Thomas Carlile's Landscapes of Memory

This article is from 2010.

Thomas Carlile's Landscapes of Memory

Public art exhibition spread across the city interpretable by touch phones

Keen-eyed observers will spot a number of black and white square barcodes amidst the shop signs and fly posting that decorate Edinburgh’s streets. But what is their purpose? Rachael Cloughton explains:

The first one I saw was stuck to the concrete walls of a car park at Ocean Terminal: its ambiguous sequence of lines revealed nothing of its purpose and demanded little attention. A few days later I noticed another one at a different site. The minimal series of black and white squares lacquered to a lamppost contrasted with the fluorescent lime letters of the shop sign behind it. This time it held my attention. After running the image through the scanning application on my iPhone the words ‘a green ASDA sign is the only sign of life amongst grayness’ surfaced on the screen and the purpose of these enigmatic squares finally became clear.

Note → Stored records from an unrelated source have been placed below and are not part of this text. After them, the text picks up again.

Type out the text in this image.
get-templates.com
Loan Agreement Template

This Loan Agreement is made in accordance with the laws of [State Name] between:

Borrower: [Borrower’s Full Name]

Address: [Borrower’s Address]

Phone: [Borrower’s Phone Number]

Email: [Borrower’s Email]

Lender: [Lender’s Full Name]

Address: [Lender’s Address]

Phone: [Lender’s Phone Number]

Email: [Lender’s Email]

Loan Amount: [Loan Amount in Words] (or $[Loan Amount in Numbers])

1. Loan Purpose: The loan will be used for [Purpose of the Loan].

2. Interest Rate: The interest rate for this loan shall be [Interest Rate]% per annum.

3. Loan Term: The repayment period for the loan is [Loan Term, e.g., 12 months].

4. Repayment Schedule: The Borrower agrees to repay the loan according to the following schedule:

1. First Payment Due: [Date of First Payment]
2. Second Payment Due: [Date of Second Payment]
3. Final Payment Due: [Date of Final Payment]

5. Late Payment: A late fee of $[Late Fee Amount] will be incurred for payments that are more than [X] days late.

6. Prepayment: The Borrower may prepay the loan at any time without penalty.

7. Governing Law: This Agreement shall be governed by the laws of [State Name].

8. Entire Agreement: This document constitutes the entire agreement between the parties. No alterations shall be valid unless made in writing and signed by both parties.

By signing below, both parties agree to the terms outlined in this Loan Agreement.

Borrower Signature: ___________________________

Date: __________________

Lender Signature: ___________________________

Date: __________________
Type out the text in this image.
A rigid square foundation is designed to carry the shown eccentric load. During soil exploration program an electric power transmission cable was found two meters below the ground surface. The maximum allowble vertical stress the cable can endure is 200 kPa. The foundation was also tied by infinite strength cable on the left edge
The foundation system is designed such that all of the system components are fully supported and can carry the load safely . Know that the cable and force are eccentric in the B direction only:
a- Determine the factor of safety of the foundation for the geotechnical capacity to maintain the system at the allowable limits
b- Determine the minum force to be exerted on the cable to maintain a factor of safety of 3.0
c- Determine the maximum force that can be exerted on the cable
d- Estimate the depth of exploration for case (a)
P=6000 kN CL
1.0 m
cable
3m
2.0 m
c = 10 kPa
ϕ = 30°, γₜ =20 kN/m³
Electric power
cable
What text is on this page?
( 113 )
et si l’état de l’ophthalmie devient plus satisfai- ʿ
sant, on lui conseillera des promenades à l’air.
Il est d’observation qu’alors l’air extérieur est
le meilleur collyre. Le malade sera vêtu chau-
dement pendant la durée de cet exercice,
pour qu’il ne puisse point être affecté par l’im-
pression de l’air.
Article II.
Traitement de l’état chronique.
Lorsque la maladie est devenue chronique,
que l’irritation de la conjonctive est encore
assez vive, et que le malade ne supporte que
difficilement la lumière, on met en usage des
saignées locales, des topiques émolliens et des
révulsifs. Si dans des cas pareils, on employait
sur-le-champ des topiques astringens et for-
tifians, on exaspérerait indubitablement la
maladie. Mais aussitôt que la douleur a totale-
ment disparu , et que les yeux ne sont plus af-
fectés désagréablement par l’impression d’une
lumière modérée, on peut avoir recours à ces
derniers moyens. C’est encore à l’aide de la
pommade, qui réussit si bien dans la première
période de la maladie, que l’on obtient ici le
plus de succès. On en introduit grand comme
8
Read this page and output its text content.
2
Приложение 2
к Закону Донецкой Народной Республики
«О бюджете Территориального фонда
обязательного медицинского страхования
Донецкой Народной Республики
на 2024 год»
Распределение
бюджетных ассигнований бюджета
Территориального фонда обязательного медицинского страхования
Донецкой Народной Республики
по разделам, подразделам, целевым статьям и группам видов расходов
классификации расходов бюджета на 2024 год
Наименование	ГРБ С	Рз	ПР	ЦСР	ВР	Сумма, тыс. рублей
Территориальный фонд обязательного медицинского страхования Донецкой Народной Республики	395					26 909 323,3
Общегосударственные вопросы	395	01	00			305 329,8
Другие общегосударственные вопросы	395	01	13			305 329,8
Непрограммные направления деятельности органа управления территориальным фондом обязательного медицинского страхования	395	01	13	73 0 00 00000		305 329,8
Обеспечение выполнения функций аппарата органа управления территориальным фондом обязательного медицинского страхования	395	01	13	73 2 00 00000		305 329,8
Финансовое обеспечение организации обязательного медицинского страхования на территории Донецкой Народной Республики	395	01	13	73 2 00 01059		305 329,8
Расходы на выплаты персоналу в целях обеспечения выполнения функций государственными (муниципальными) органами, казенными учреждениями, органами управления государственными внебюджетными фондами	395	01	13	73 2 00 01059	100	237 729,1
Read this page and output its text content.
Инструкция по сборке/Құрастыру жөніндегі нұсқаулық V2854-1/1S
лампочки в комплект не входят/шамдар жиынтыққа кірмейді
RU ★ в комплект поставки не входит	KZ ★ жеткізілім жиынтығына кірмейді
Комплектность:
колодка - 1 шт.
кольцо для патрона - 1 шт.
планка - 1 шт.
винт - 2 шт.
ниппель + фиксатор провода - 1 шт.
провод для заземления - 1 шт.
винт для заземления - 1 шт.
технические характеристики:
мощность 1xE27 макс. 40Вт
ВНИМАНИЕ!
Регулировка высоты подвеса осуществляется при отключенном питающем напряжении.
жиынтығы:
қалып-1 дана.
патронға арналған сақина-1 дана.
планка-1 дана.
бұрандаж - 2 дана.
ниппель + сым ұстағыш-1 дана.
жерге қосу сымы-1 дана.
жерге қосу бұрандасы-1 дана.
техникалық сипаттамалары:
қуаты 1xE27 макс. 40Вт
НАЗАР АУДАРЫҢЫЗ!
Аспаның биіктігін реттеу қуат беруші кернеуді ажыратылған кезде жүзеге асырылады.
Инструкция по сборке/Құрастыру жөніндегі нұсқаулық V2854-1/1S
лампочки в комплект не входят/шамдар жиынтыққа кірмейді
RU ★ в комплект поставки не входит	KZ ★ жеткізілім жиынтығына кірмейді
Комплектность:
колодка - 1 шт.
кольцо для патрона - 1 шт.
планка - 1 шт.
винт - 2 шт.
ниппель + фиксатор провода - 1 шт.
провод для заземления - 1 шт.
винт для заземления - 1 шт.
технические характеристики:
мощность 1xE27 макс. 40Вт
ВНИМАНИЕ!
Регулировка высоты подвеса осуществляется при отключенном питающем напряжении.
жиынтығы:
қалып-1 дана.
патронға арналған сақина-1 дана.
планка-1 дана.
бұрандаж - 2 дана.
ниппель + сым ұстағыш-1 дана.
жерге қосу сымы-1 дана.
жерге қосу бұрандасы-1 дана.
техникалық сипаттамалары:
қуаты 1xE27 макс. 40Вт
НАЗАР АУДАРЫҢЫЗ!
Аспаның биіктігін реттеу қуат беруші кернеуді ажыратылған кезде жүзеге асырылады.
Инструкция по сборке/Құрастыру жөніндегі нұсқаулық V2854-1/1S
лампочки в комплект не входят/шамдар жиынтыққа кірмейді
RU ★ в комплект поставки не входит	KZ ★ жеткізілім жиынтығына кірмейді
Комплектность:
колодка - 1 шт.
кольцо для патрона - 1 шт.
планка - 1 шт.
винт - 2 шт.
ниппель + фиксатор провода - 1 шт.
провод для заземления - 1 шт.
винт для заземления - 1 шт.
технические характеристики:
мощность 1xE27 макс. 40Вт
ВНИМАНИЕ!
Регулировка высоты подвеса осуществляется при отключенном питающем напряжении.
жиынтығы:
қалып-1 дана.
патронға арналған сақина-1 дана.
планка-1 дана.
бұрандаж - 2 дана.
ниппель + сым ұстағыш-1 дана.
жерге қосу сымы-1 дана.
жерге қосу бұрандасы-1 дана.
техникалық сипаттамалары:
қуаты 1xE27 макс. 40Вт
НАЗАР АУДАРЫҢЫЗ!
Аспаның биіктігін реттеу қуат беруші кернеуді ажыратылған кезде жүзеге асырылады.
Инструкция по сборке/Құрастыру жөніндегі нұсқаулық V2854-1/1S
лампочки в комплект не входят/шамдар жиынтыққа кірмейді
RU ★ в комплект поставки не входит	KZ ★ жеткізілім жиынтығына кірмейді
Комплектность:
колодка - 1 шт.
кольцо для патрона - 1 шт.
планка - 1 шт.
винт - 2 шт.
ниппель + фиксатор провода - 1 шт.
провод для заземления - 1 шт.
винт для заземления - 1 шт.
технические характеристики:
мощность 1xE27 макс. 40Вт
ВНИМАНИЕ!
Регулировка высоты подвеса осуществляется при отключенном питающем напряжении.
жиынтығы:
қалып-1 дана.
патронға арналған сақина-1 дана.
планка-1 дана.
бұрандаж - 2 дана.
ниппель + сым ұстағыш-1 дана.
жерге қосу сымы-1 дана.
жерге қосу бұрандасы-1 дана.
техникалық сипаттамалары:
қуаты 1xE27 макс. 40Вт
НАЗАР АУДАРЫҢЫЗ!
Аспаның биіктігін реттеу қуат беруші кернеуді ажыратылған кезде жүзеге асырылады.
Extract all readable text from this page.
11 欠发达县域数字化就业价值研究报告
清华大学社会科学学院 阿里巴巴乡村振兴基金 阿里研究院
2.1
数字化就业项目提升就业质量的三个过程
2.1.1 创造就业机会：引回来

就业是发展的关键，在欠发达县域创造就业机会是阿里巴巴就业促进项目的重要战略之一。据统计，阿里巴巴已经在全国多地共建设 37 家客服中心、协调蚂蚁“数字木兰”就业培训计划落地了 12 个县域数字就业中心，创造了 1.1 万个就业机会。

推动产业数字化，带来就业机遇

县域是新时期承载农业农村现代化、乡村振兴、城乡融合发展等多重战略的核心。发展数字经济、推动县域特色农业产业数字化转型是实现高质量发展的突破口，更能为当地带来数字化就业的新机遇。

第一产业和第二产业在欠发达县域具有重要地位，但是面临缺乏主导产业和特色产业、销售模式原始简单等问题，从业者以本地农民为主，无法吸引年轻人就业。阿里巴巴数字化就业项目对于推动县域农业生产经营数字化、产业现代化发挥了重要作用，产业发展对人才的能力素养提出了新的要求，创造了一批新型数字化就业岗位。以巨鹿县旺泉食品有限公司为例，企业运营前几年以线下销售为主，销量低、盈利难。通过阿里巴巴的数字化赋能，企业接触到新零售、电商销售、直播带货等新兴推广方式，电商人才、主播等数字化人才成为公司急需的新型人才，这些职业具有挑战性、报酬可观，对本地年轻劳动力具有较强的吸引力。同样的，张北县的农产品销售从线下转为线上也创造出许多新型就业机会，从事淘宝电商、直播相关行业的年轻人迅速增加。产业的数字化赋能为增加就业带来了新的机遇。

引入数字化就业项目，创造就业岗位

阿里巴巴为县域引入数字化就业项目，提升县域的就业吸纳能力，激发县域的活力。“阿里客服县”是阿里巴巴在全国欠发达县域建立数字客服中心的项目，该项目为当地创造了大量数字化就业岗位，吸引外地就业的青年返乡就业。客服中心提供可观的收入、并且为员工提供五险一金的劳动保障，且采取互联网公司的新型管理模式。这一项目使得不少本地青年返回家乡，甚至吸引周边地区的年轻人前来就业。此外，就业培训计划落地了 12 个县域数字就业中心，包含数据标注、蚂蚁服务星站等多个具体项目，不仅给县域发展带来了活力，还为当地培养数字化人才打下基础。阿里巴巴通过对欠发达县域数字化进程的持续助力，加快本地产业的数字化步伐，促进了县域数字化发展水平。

Each code is part of an ongoing public art project by the Edinburgh based artist Thomas Carlile. Entitled Landscapes of Memory the work is inspired by Guy Debord’s concept of dérive [or ‘drift’], which re-evaluates the urban environment as space rather than a series of architectural styles. Both personal and highly technical, these ‘quick response codes’ and the information they contain relate to a series of directionless journeys travelled by Carlile since May 2010. Scanning each code through an iPhone or a similar device connects it to the web, where the artist’s initial thoughts and emotions towards the surrounding area are held.

The work is deliberately esoteric: there are no maps to find the small square codes quietly dotted on lampposts, street signs and fences around Edinburgh. There are no accompanying instructions. Carlile’s work is designed for an audience as curious as himself, and the information unlocked by the codes is a reward for the viewer’s fastidiousness.

Carlile’s background in graphic design is evident within the work. Each piece of text is subjected to a meticulous thought process before Carlile selects an appropriate typography. For instance, one code, reading ‘Rough Estate’, is spelled out in speared letters that hint at the threatening nature of the virtual content, while simultaneously arousing suspicion in the viewer towards the surrounding space.

‘I carefully analysed every typeface I had accumulated in my sketchbooks,’ explains Carlile. ‘My objective was to assign a typeface to every emotion in my written observations, developing an interest in conveying feeling with the subtlest use of form and as little information as possible.’

The sheer volume of communication that permeates the urban environment within which the codes are placed, further emphasises this idea, drawing attention to the mass of information we digest in a single moment.

The complexity behind the codes – both in their production and their intricately crafted and categorised typefaces – dramatically contrasts with the passive nature of Carlile’s journeys around the city, which he embarked upon without time-keeping devices and which were led solely by intuition. Yet, it is the question of whether it is possible to intimately engage with landscape in a modern, urban environment that truly resonates.

So far Carlile has left 40 active codes across Edinburgh and the artist is set to widen his explorations to the the Glasgow area. It is fitting that this constantly expanding public art project has maintained the free spiri of Carlile’s initial walks and is hitherto without a clear destination or end.

To read Thomas Carlile’s quick response codes download the BeeTagg Reader Pro app from the App Store for iPhone, or from Marketplace for Android phones.